RECOMMENDED: Benefits of a Reentry Permit for Permanent Residents
Application for Reentry Permit
To obtain a Reentry Permit, the applicant should file Form I-131, Application for Travel Document. You must file Form I-131 while you are physically present in the United States. It will generally take at least 90 days for USCIS to approve the request. Expedited processing may be available for certain applicants.
Period of Validity
In general, a Reentry Permit issued to a permanent resident is valid for two years from the date of issuance. However, the period of validity can vary for certain permanent residents with extensive time outside the country as well as conditional residents.
USCIS will not renew or extend Reentry Permits. If your permit expires, you’ll need to apply for a new one. For security reasons, USCIS will not issue a new permit to someone who already has a valid one in his or her possession. If you have a valid permit in your possession, you will need to send it in when you apply for a new one. You do not need to send in an expired permit.
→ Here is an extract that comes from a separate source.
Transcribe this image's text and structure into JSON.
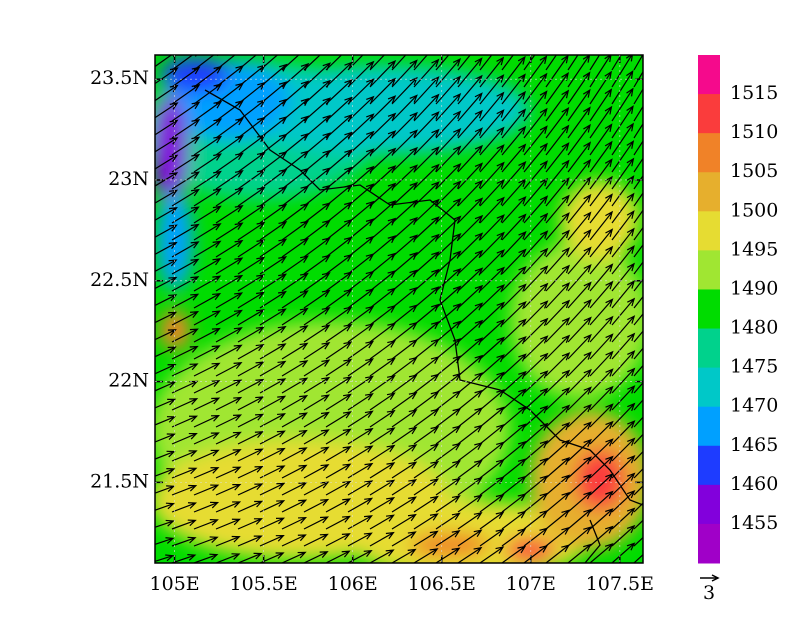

If your circumstances force you to be outside the United States for extended periods of time, seek advice from an immigration lawyer that can analyze your specific situation and recommend how to maintain your permanent residence.
Not a Cure All
Obtaining a Reentry Permit doesn’t make a permanent resident “immune” from abandonment issues. Even with this travel document, permanent residents can be at risk of losing permanent resident status through abandonment. Permanent residents must continue to maintain ties to the United States and the travel must be temporary in nature.
RECOMMENDED: Green Card Abandonment: Risks of Travel Abroad
Even with a Reentry Permit, a permanent resident’s absence of more than 180 days from the United States may disrupt the 5-year continuous residence requirement for naturalization. Instead, some permanent residents may be eligible to file Form N-470, Application to Preserve Residence for Naturalization Purposes. Use this form if you are a lawful permanent resident who must leave the United States for a period of one year or longer for certain employment purposes and you want to preserve your status as an immigrant in order to pursue naturalization.